Sperm membrane fractions from 1 × 10⁶ sperm cells prepared as above were treated with protein phosphatase 1, (PP1, 0.1 unit; NEB), protein tyrosine phosphatase (PTP1B, 5 units; Abcam), or sodium orthovanadate (Na₃VO₄, 1 mM; NEB) to test dephosphorylation of CatSper1. The membrane fractions were incubated with the phosphatases or Na₃VO₄ in a reaction buffer containing 20 mM HEPES, 0.1 mM EDTA, and 0.1 mM DTT at 30°C for the indicated times. The isolated sperm membrane was solubilized by adding Triton X-100 to the final 0.1% in PBS (PBS-T) for the indicated times at RT.

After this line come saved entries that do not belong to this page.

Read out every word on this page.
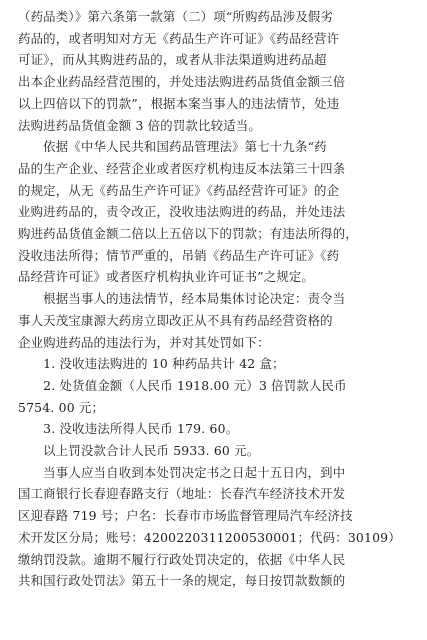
（药品类）》第六条第一款第（二）项“所购药品涉及假劣

药品的，或者明知对方无《药品生产许可证》《药品经营许

可证》，而从其购进药品的，或者从非法渠道购进药品超

出本企业药品经营范围的，并处违法购进药品货值金额三倍

以上四倍以下的罚款”，根据本案当事人的违法情节，处违

法购进药品货值金额 3 倍的罚款比较适当。

　　依据《中华人民共和国药品管理法》第七十九条“药

品的生产企业、经营企业或者医疗机构违反本法第三十四条

的规定，从无《药品生产许可证》《药品经营许可证》的企

业购进药品的，责令改正，没收违法购进的药品，并处违法

购进药品货值金额二倍以上五倍以下的罚款；有违法所得的，

没收违法所得；情节严重的，吊销《药品生产许可证》《药

品经营许可证》或者医疗机构执业许可证书”之规定。

　　根据当事人的违法情节，经本局集体讨论决定：责令当

事人天茂宝康源大药房立即改正从不具有药品经营资格的

企业购进药品的违法行为，并对其处罚如下：

　　1. 没收违法购进的 10 种药品共计 42 盒；

　　2. 处货值金额（人民币 1918.00 元）3 倍罚款人民币

5754. 00 元；

　　3. 没收违法所得人民币 179. 60。

　　以上罚没款合计人民币 5933. 60 元。

　　当事人应当自收到本处罚决定书之日起十五日内，到中

国工商银行长春迎春路支行（地址：长春汽车经济技术开发

区迎春路 719 号；户名：长春市市场监督管理局汽车经济技

术开发区分局；账号：4200220311200530001；代码：30109）

缴纳罚没款。逾期不履行行政处罚决定的，依据《中华人民

共和国行政处罚法》第五十一条的规定，每日按罚款数额的
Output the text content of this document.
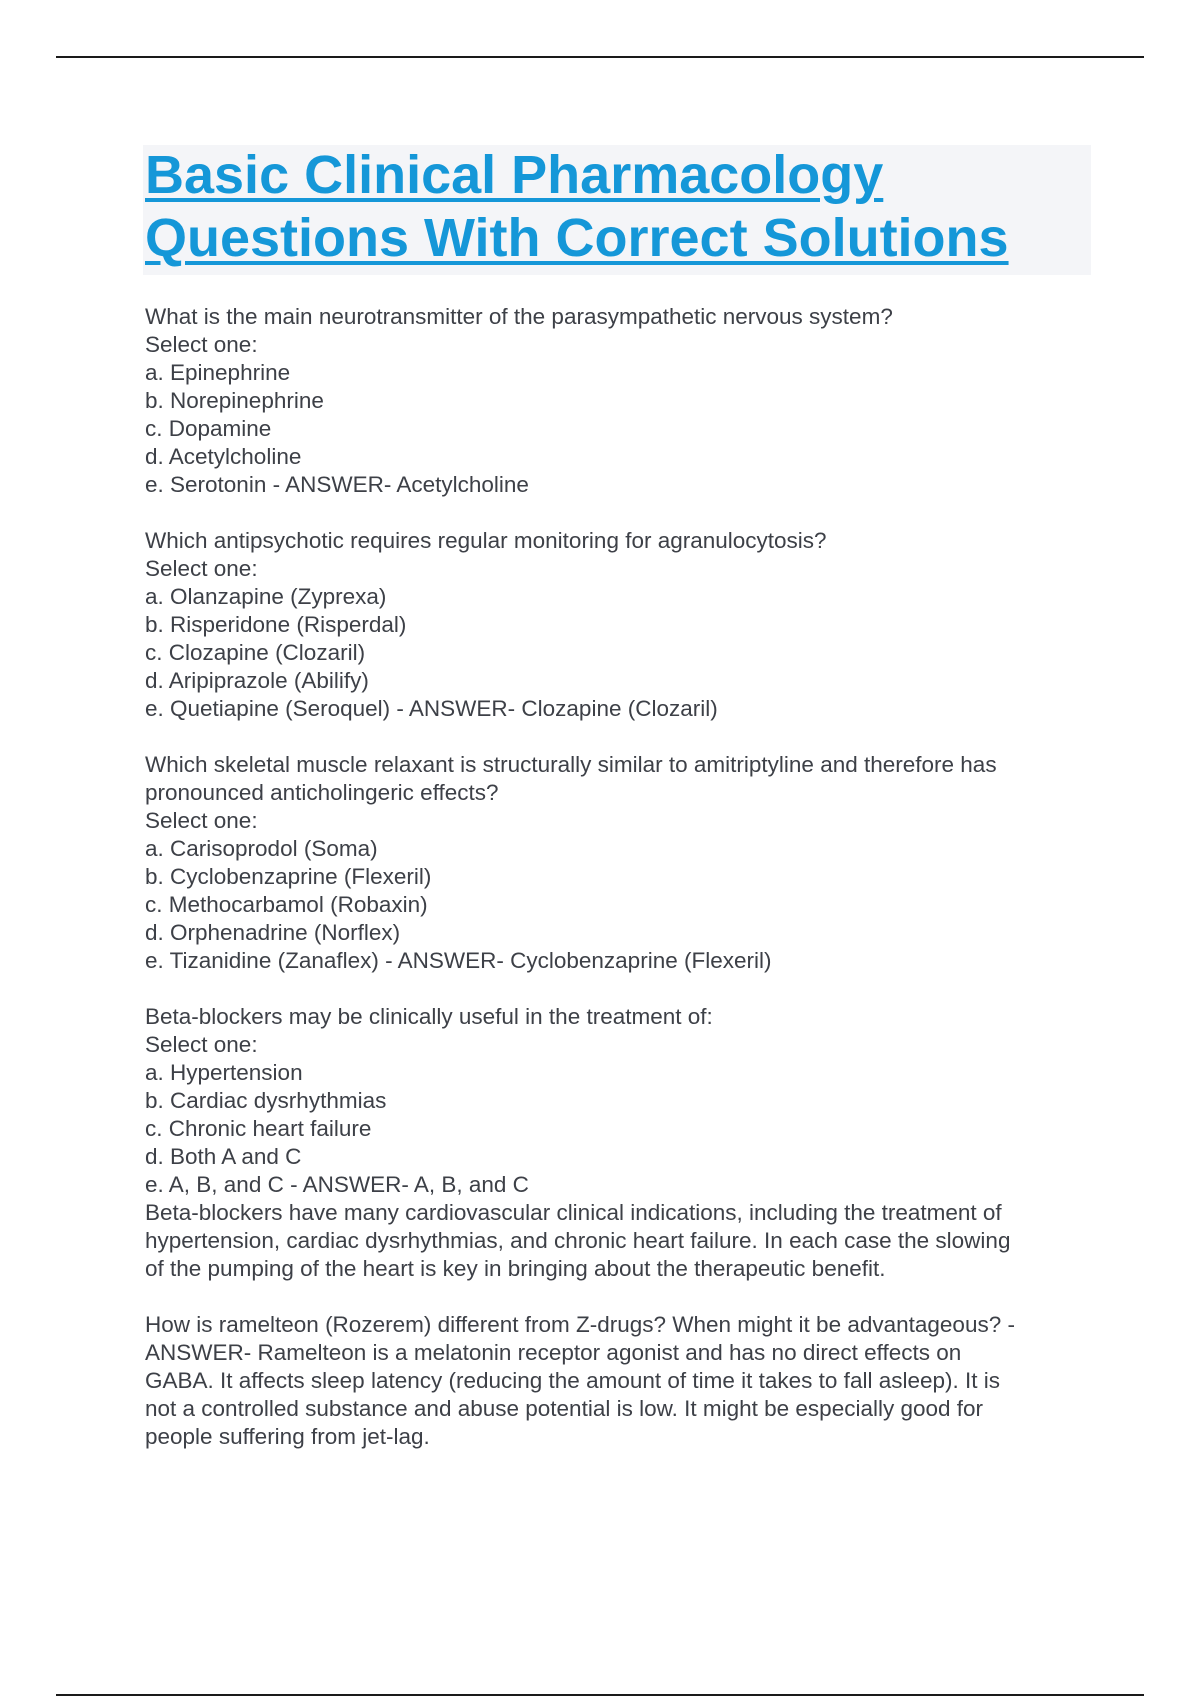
Basic Clinical Pharmacology
Questions With Correct Solutions
What is the main neurotransmitter of the parasympathetic nervous system?
Select one:
a. Epinephrine
b. Norepinephrine
c. Dopamine
d. Acetylcholine
e. Serotonin - ANSWER- Acetylcholine
Which antipsychotic requires regular monitoring for agranulocytosis?
Select one:
a. Olanzapine (Zyprexa)
b. Risperidone (Risperdal)
c. Clozapine (Clozaril)
d. Aripiprazole (Abilify)
e. Quetiapine (Seroquel) - ANSWER- Clozapine (Clozaril)
Which skeletal muscle relaxant is structurally similar to amitriptyline and therefore has
pronounced anticholingeric effects?
Select one:
a. Carisoprodol (Soma)
b. Cyclobenzaprine (Flexeril)
c. Methocarbamol (Robaxin)
d. Orphenadrine (Norflex)
e. Tizanidine (Zanaflex) - ANSWER- Cyclobenzaprine (Flexeril)
Beta-blockers may be clinically useful in the treatment of:
Select one:
a. Hypertension
b. Cardiac dysrhythmias
c. Chronic heart failure
d. Both A and C
e. A, B, and C - ANSWER- A, B, and C
Beta-blockers have many cardiovascular clinical indications, including the treatment of
hypertension, cardiac dysrhythmias, and chronic heart failure. In each case the slowing
of the pumping of the heart is key in bringing about the therapeutic benefit.
How is ramelteon (Rozerem) different from Z-drugs? When might it be advantageous? -
ANSWER- Ramelteon is a melatonin receptor agonist and has no direct effects on
GABA. It affects sleep latency (reducing the amount of time it takes to fall asleep). It is
not a controlled substance and abuse potential is low. It might be especially good for
people suffering from jet-lag.
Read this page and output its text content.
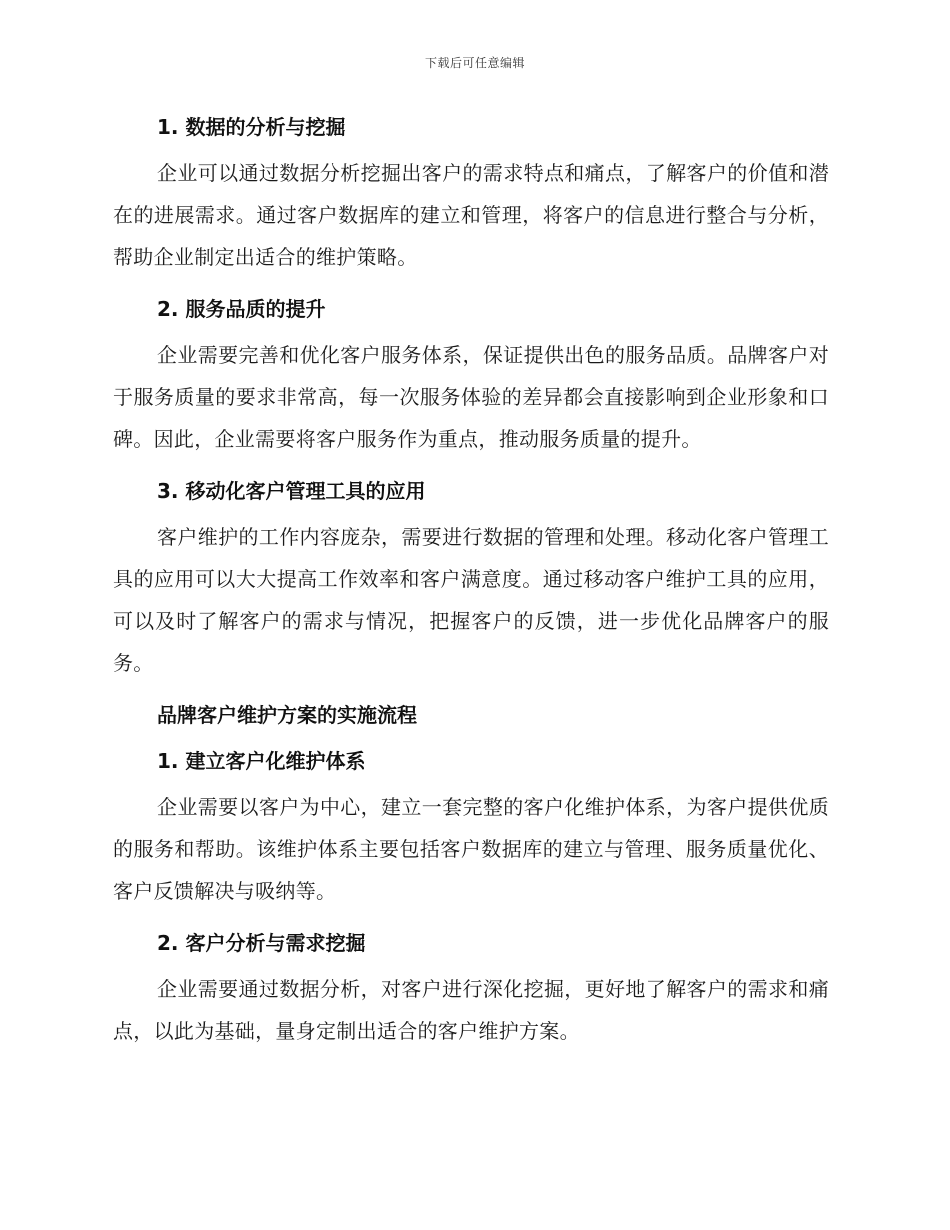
下载后可任意编辑
1. 数据的分析与挖掘

企业可以通过数据分析挖掘出客户的需求特点和痛点，了解客户的价值和潜在的进展需求。通过客户数据库的建立和管理，将客户的信息进行整合与分析，帮助企业制定出适合的维护策略。

2. 服务品质的提升

企业需要完善和优化客户服务体系，保证提供出色的服务品质。品牌客户对于服务质量的要求非常高，每一次服务体验的差异都会直接影响到企业形象和口碑。因此，企业需要将客户服务作为重点，推动服务质量的提升。

3. 移动化客户管理工具的应用

客户维护的工作内容庞杂，需要进行数据的管理和处理。移动化客户管理工具的应用可以大大提高工作效率和客户满意度。通过移动客户维护工具的应用，可以及时了解客户的需求与情况，把握客户的反馈，进一步优化品牌客户的服务。

品牌客户维护方案的实施流程
1. 建立客户化维护体系

企业需要以客户为中心，建立一套完整的客户化维护体系，为客户提供优质的服务和帮助。该维护体系主要包括客户数据库的建立与管理、服务质量优化、客户反馈解决与吸纳等。

2. 客户分析与需求挖掘

企业需要通过数据分析，对客户进行深化挖掘，更好地了解客户的需求和痛点，以此为基础，量身定制出适合的客户维护方案。
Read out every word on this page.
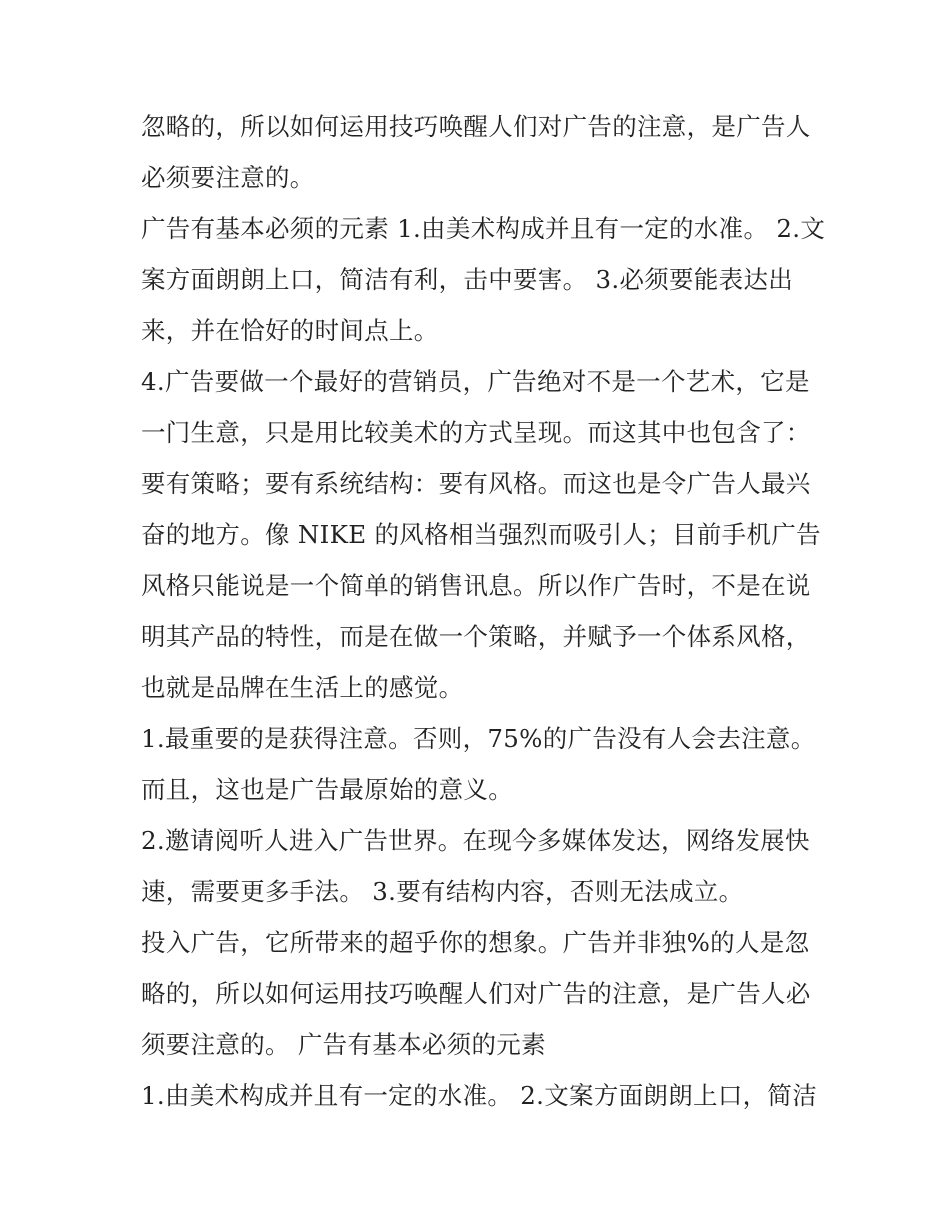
忽略的，所以如何运用技巧唤醒人们对广告的注意，是广告人
必须要注意的。
广告有基本必须的元素 1.由美术构成并且有一定的水准。 2.文
案方面朗朗上口，简洁有利，击中要害。 3.必须要能表达出
来，并在恰好的时间点上。
4.广告要做一个最好的营销员，广告绝对不是一个艺术，它是
一门生意，只是用比较美术的方式呈现。而这其中也包含了：
要有策略；要有系统结构：要有风格。而这也是令广告人最兴
奋的地方。像 NIKE 的风格相当强烈而吸引人；目前手机广告
风格只能说是一个简单的销售讯息。所以作广告时，不是在说
明其产品的特性，而是在做一个策略，并赋予一个体系风格，
也就是品牌在生活上的感觉。
1.最重要的是获得注意。否则，75%的广告没有人会去注意。
而且，这也是广告最原始的意义。
2.邀请阅听人进入广告世界。在现今多媒体发达，网络发展快
速，需要更多手法。 3.要有结构内容，否则无法成立。
投入广告，它所带来的超乎你的想象。广告并非独%的人是忽
略的，所以如何运用技巧唤醒人们对广告的注意，是广告人必
须要注意的。 广告有基本必须的元素
1.由美术构成并且有一定的水准。 2.文案方面朗朗上口，简洁
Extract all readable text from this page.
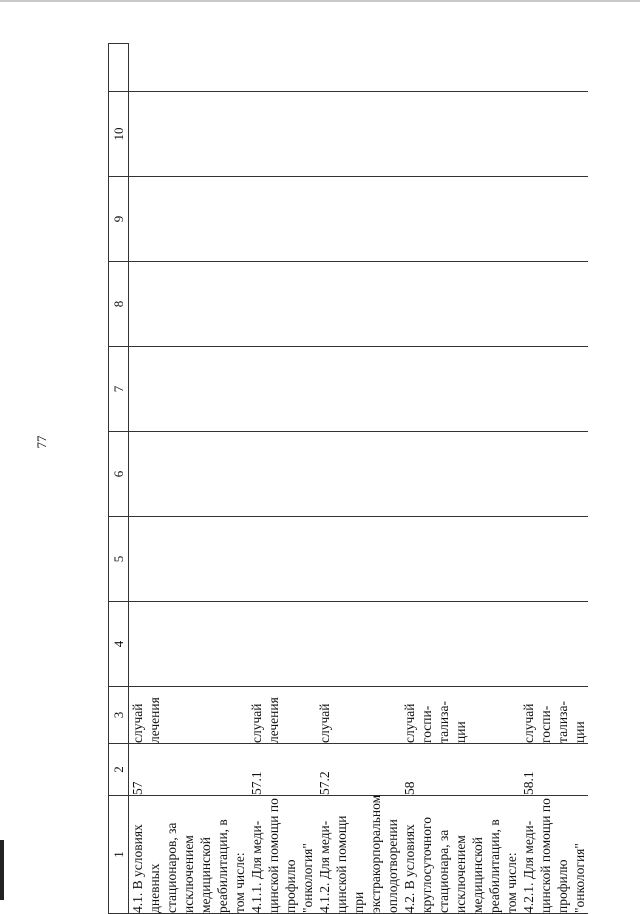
77
1	2	3	4	5	6	7	8	9	10	
4.1. В условиях дневных стационаров, за исключением медицинской реабилитации, в том числе:	57	случай лечения								
4.1.1. Для меди- цинской помощи по профилю "онкология"	57.1	случай лечения								
4.1.2. Для меди- цинской помощи при экстракорпоральном оплодотворении	57.2	случай								
4.2. В условиях круглосуточного стационара, за исключением медицинской реабилитации, в том числе:	58	случай госпи- тализа- ции								
4.2.1. Для меди- цинской помощи по профилю "онкология"	58.1	случай госпи- тализа- ции								
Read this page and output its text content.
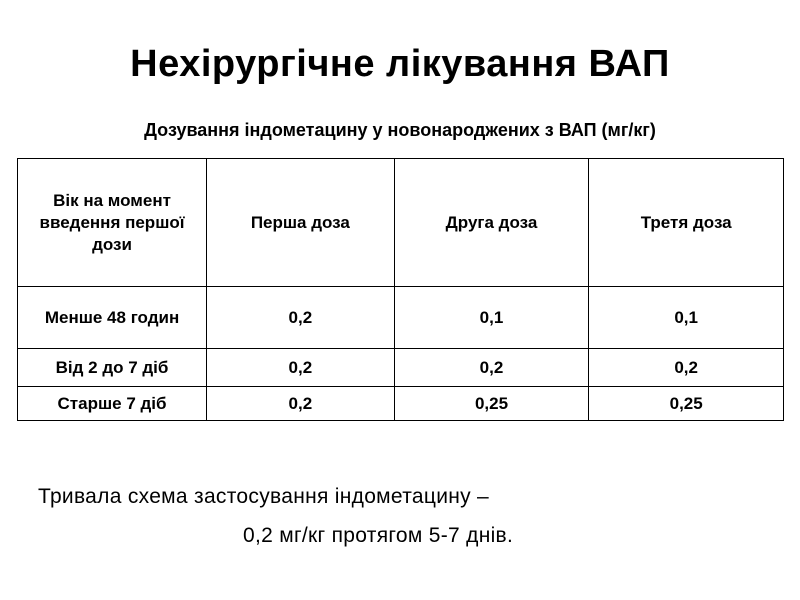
Нехірургічне лікування ВАП

Дозування індометацину у новонароджених з ВАП (мг/кг)

Вік на момент введення першої дози	Перша доза	Друга доза	Третя доза
Менше 48 годин	0,2	0,1	0,1
Від 2 до 7 діб	0,2	0,2	0,2
Старше 7 діб	0,2	0,25	0,25

Тривала схема застосування індометацину –

0,2 мг/кг протягом 5-7 днів.
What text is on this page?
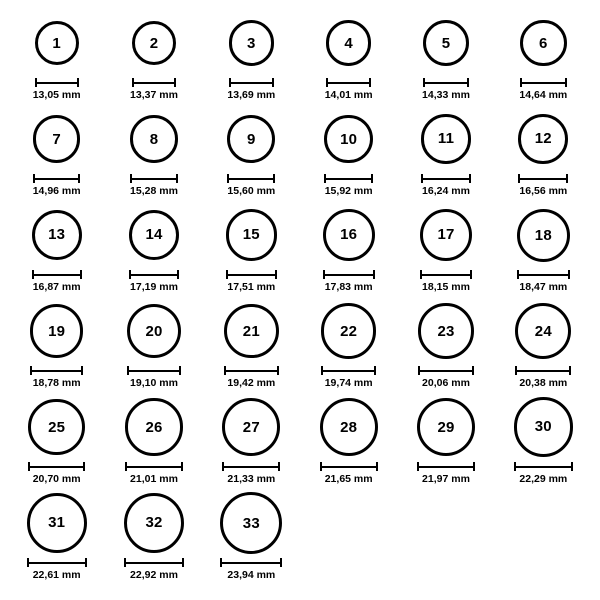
1
13,05 mm
2
13,37 mm
3
13,69 mm
4
14,01 mm
5
14,33 mm
6
14,64 mm
7
14,96 mm
8
15,28 mm
9
15,60 mm
10
15,92 mm
11
16,24 mm
12
16,56 mm
13
16,87 mm
14
17,19 mm
15
17,51 mm
16
17,83 mm
17
18,15 mm
18
18,47 mm
19
18,78 mm
20
19,10 mm
21
19,42 mm
22
19,74 mm
23
20,06 mm
24
20,38 mm
25
20,70 mm
26
21,01 mm
27
21,33 mm
28
21,65 mm
29
21,97 mm
30
22,29 mm
31
22,61 mm
32
22,92 mm
33
23,94 mm
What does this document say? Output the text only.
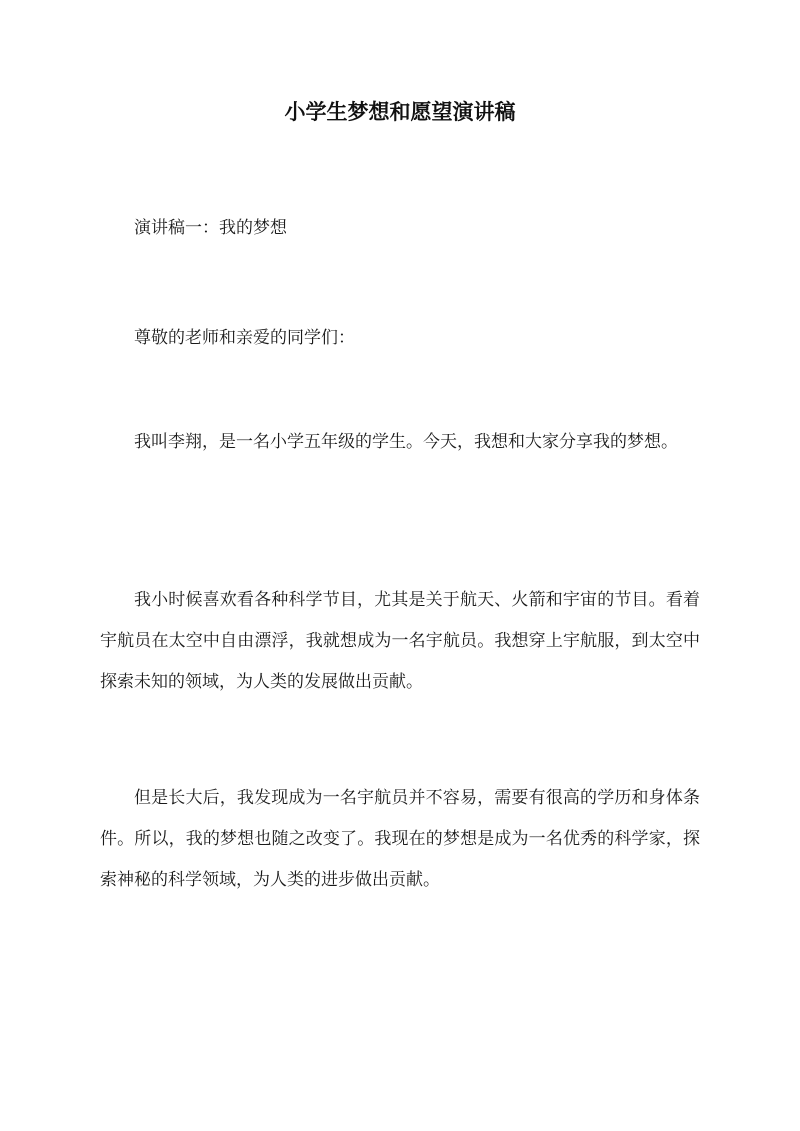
小学生梦想和愿望演讲稿

演讲稿一：我的梦想

尊敬的老师和亲爱的同学们：

我叫李翔，是一名小学五年级的学生。今天，我想和大家分享我的梦想。

我小时候喜欢看各种科学节目，尤其是关于航天、火箭和宇宙的节目。看着宇航员在太空中自由漂浮，我就想成为一名宇航员。我想穿上宇航服，到太空中探索未知的领域，为人类的发展做出贡献。

但是长大后，我发现成为一名宇航员并不容易，需要有很高的学历和身体条件。所以，我的梦想也随之改变了。我现在的梦想是成为一名优秀的科学家，探索神秘的科学领域，为人类的进步做出贡献。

Glycosylation of CatSper1 from cauda sperm was tested using PNGase F (Sigma-Aldrich) and O-glycosidase (NEB) according to the manufacturer’s instructions. Sperm cells (4 × 10⁶ cells) were washed with 1× reaction buffer for each enzyme by centrifugation at 800 × g for 3 min. Sperm pellets were re-suspended with each 1× reaction buffer (20 mM or 50 mM sodium phosphate, pH 7.5 for PNGase F and O-glycosidase, respectively) and followed by sonication and centrifugation to collect sperm membrane fraction as described above. Collected supernatants were incubated with denaturation buffer at 100°C for 5 min to denature glycoproteins before subject to enzymatic deglycosylation. The denatured sperm membrane fractions were incubated with detergent buffer (0.75% IGEPAL CA for PNGase F; 1% NP-40 for O-glycosidase) and each glycosidase (PNGase F, 2 nM unit; O-glycosidase, 80,000 unit) at 37°C for 1 hr. All the enzyme-treated samples were mixed with LDS sampling buffer and denatured after adding DTT to 50 mM at 75°C for 2 min.

Proteolysis of the recombinant CatSper1 protein by sperm lysate was performed as previously described (Chung et al., 2014). Solubilized recombinant FL-CatSper1 and ND-CatSper1 were pulled-down with anti-HA agarose (EMD Millipore) for 1 hr at RT. The enriched recombinant proteins were incubated with 30 μL of sperm lysates solubilized from 3.0 × 10⁵ sperm cells at 37°C for the indicated times. Sperm lysates were prepared by sonication and incubation in PBS-T without protease inhibitor at 4°C for 1 hr. After incubation, the mixture of recombinant protein and sperm lysates were mixed to 2× LDS sampling buffer and denatured by adding DTT to 50 mM at 75°C for 10 min.

Denatured protein samples were subjected to SDS-PAGE. Rabbit polyclonal CatSper1 (2 μg/mL), CatSper3 (2 μg/mL), CatSperε (1.6 μg/mL), and CAIV (1:500) antibodies and monoclonal HA (clone C29F4; 1:2,000), caveolin1 (clone 2297, 1:500), acetylated tubulin (clone 6-11B-1; 1:20,000), and phosphotyrosine (clone 4G10; 1:1000) antibodies were used for western blot. Anti-mouse IgG-HRP (1:10,000) and anti-rabbit IgG-HRP (1:10,000) were used for secondary antibodies.